コンテンツを定期的に発信していくことで、ホームページに資産として残り続けます。
コンテンツが増えていくほど、ホームページの価値を高めることが可能です。
結果、検索エンジンからの評価が高まり、検索上位に表示されやすくなります。
上位表示されれば閲覧数が増え、コンバージョンの獲得につながります。
また、検索順位が1位になると20%近くの人がクリックしてくれますが、10位だと約1%の人しかクリックしてくれないため、できるだけ1位を目指しましょう。
SNSを有効活用する
士業ホームページの集客効果を高める方法として、SNSも効果的です。
SNSは無料で利用でき、多くのユーザーへアプローチできます。
SNSとホームページを連携させ、ユーザーをホームページへ誘導させます。
誘導方法はいくつかありますが、一般的にはSNSのプロフィールにホームページのURLを記載しておくことです。
普段の投稿にもホームページのURLを載せても良いでしょう。
投稿には、士業に関連した用語や地域名などのハッシュタグを入れると、さらに拡散力が上がります。
SNSによって異なりますが、画像や動画を使ってホームページへ誘導するのも可能です。

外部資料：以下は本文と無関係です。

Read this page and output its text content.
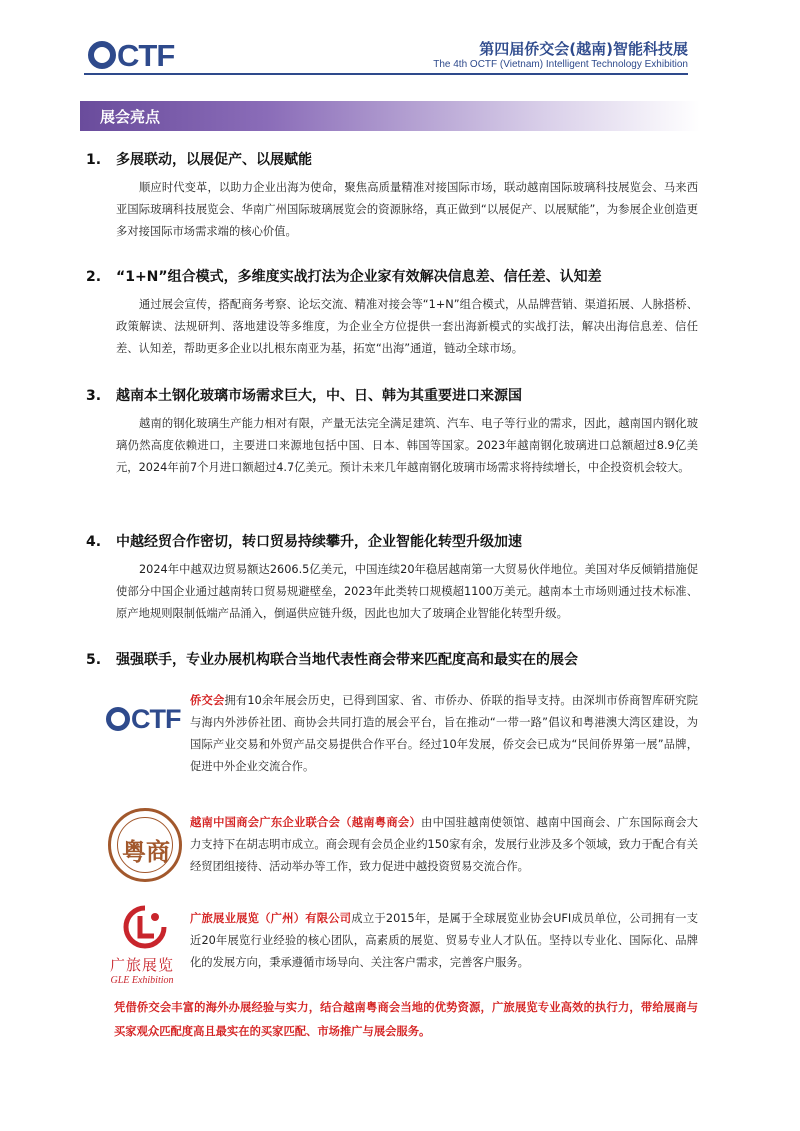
CTF	第四届侨交会(越南)智能科技展
The 4th OCTF (Vietnam) Intelligent Technology Exhibition
展会亮点
1.	多展联动，以展促产、以展赋能
顺应时代变革，以助力企业出海为使命，聚焦高质量精准对接国际市场，联动越南国际玻璃科技展览会、马来西亚国际玻璃科技展览会、华南广州国际玻璃展览会的资源脉络，真正做到“以展促产、以展赋能”，为参展企业创造更多对接国际市场需求端的核心价值。
2.	“1+N”组合模式，多维度实战打法为企业家有效解决信息差、信任差、认知差
通过展会宣传，搭配商务考察、论坛交流、精准对接会等“1+N”组合模式，从品牌营销、渠道拓展、人脉搭桥、政策解读、法规研判、落地建设等多维度，为企业全方位提供一套出海新模式的实战打法，解决出海信息差、信任差、认知差，帮助更多企业以扎根东南亚为基，拓宽“出海”通道，链动全球市场。
3.	越南本土钢化玻璃市场需求巨大，中、日、韩为其重要进口来源国
越南的钢化玻璃生产能力相对有限，产量无法完全满足建筑、汽车、电子等行业的需求，因此，越南国内钢化玻璃仍然高度依赖进口，主要进口来源地包括中国、日本、韩国等国家。2023年越南钢化玻璃进口总额超过8.9亿美元，2024年前7个月进口额超过4.7亿美元。预计未来几年越南钢化玻璃市场需求将持续增长，中企投资机会较大。
4.	中越经贸合作密切，转口贸易持续攀升，企业智能化转型升级加速
2024年中越双边贸易额达2606.5亿美元，中国连续20年稳居越南第一大贸易伙伴地位。美国对华反倾销措施促使部分中国企业通过越南转口贸易规避壁垒，2023年此类转口规模超1100万美元。越南本土市场则通过技术标准、原产地规则限制低端产品涌入，倒逼供应链升级，因此也加大了玻璃企业智能化转型升级。
5.	强强联手，专业办展机构联合当地代表性商会带来匹配度高和最实在的展会
CTF
侨交会拥有10余年展会历史，已得到国家、省、市侨办、侨联的指导支持。由深圳市侨商智库研究院与海内外涉侨社团、商协会共同打造的展会平台，旨在推动“一带一路”倡议和粤港澳大湾区建设，为国际产业交易和外贸产品交易提供合作平台。经过10年发展，侨交会已成为“民间侨界第一展”品牌，促进中外企业交流合作。
粤商
越南中国商会广东企业联合会（越南粤商会）由中国驻越南使领馆、越南中国商会、广东国际商会大力支持下在胡志明市成立。商会现有会员企业约150家有余，发展行业涉及多个领域，致力于配合有关经贸团组接待、活动举办等工作，致力促进中越投资贸易交流合作。
广旅展览
GLE Exhibition
广旅展业展览（广州）有限公司成立于2015年，是属于全球展览业协会UFI成员单位，公司拥有一支近20年展览行业经验的核心团队，高素质的展览、贸易专业人才队伍。坚持以专业化、国际化、品牌化的发展方向，秉承遵循市场导向、关注客户需求，完善客户服务。
凭借侨交会丰富的海外办展经验与实力，结合越南粤商会当地的优势资源，广旅展览专业高效的执行力，带给展商与买家观众匹配度高且最实在的买家匹配、市场推广与展会服务。
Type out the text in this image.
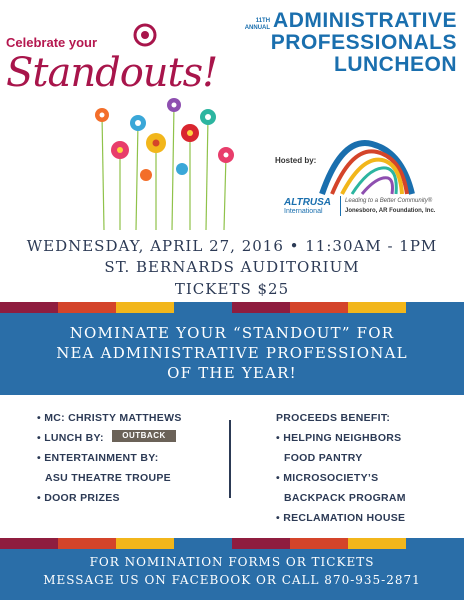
Celebrate your
Standouts!
11TH
ANNUAL ADMINISTRATIVE
PROFESSIONALS
LUNCHEON
Hosted by:
ALTRUSA
International
Leading to a Better Community®
Jonesboro, AR Foundation, Inc.
WEDNESDAY, APRIL 27, 2016 • 11:30AM - 1PM
ST. BERNARDS AUDITORIUM
TICKETS $25
NOMINATE YOUR “STANDOUT” FOR
NEA ADMINISTRATIVE PROFESSIONAL
OF THE YEAR!
• MC: CHRISTY MATTHEWS
• LUNCH BY:	OUTBACK
• ENTERTAINMENT BY:
ASU THEATRE TROUPE
• DOOR PRIZES
PROCEEDS BENEFIT:
• HELPING NEIGHBORS
FOOD PANTRY
• MICROSOCIETY’S
BACKPACK PROGRAM
• RECLAMATION HOUSE
FOR NOMINATION FORMS OR TICKETS
MESSAGE US ON FACEBOOK OR CALL 870-935-2871
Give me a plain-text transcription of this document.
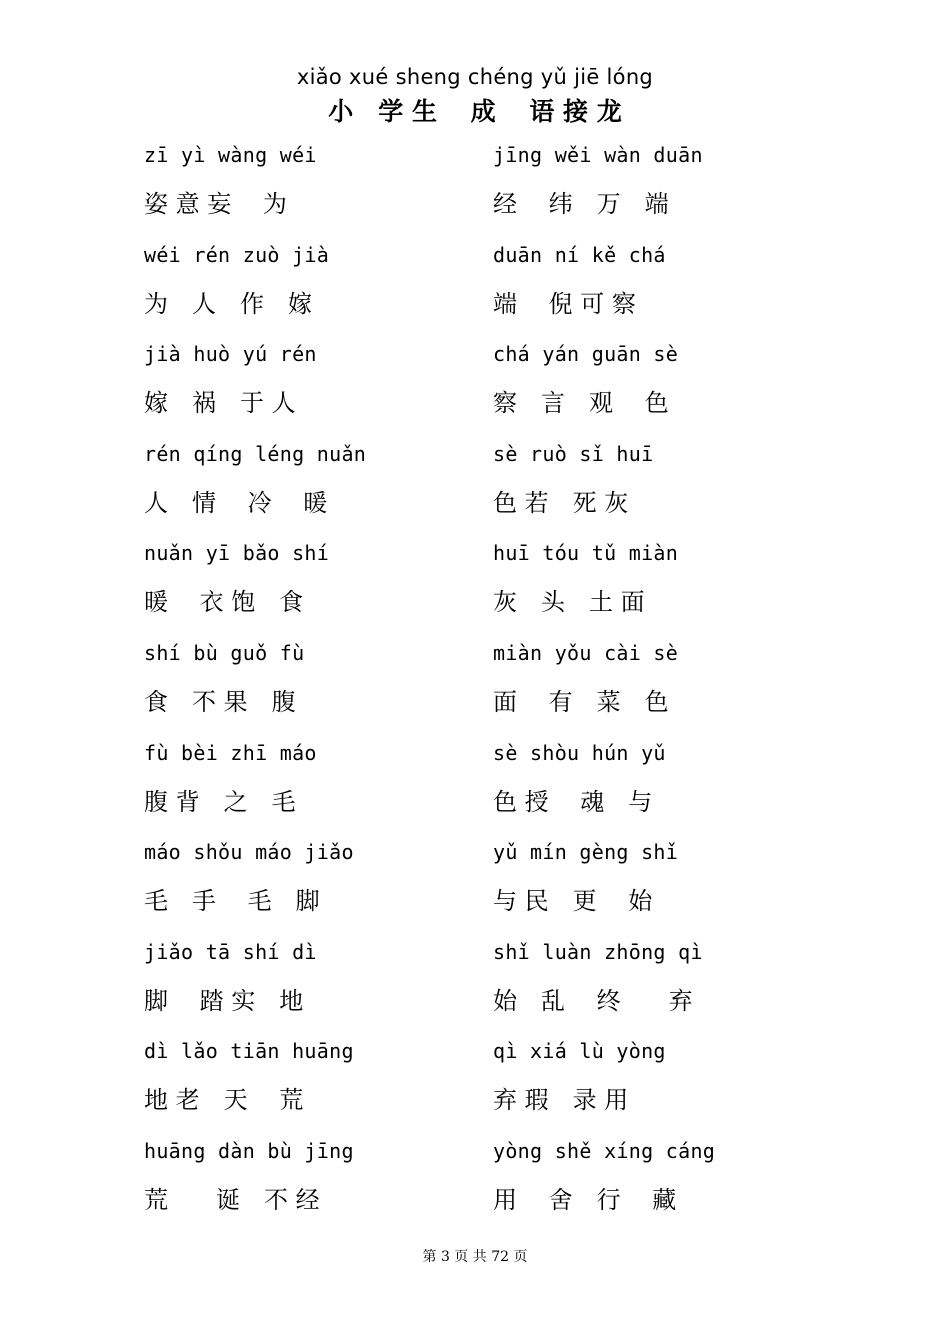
xiǎo xué sheng chéng yǔ jiē lóng
小　学 生　 成　 语 接 龙
zī yì wàng wéi
姿 意 妄　 为
wéi rén zuò jià
为　人　作　嫁
jià huò yú rén
嫁　祸　于 人
rén qíng léng nuǎn
人　情　 冷　 暖
nuǎn yī bǎo shí
暖　 衣 饱　食
shí bù guǒ fù
食　不 果　腹
fù bèi zhī máo
腹 背　之　毛
máo shǒu máo jiǎo
毛　手　 毛　脚
jiǎo tā shí dì
脚　 踏 实　地
dì lǎo tiān huāng
地 老　天　 荒
huāng dàn bù jīng
荒　　诞　不 经
jīng wěi wàn duān
经　 纬　万　端
duān ní kě chá
端　 倪 可 察
chá yán guān sè
察　言　观　 色
sè ruò sǐ huī
色 若　死 灰
huī tóu tǔ miàn
灰　头　土 面
miàn yǒu cài sè
面　 有　菜　色
sè shòu hún yǔ
色 授　 魂　与
yǔ mín gèng shǐ
与 民　更　 始
shǐ luàn zhōng qì
始　乱　 终　　弃
qì xiá lù yòng
弃 瑕　录 用
yòng shě xíng cáng
用　 舍　行　 藏
第 3 页 共 72 页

画像や動画は文章だけよりも目立つため、多くの人の目に触れ、ホームページへの集客効果を高めます。
各SNSごとに特徴は違うため、士業事務所のターゲットによって適切なSNSを利用しましょう。
特に、士業であればTwitterとFacebookがおすすめです。
Twitterは140文字の制限があるテキストベースのため、気軽に投稿ができ、継続しやすいです。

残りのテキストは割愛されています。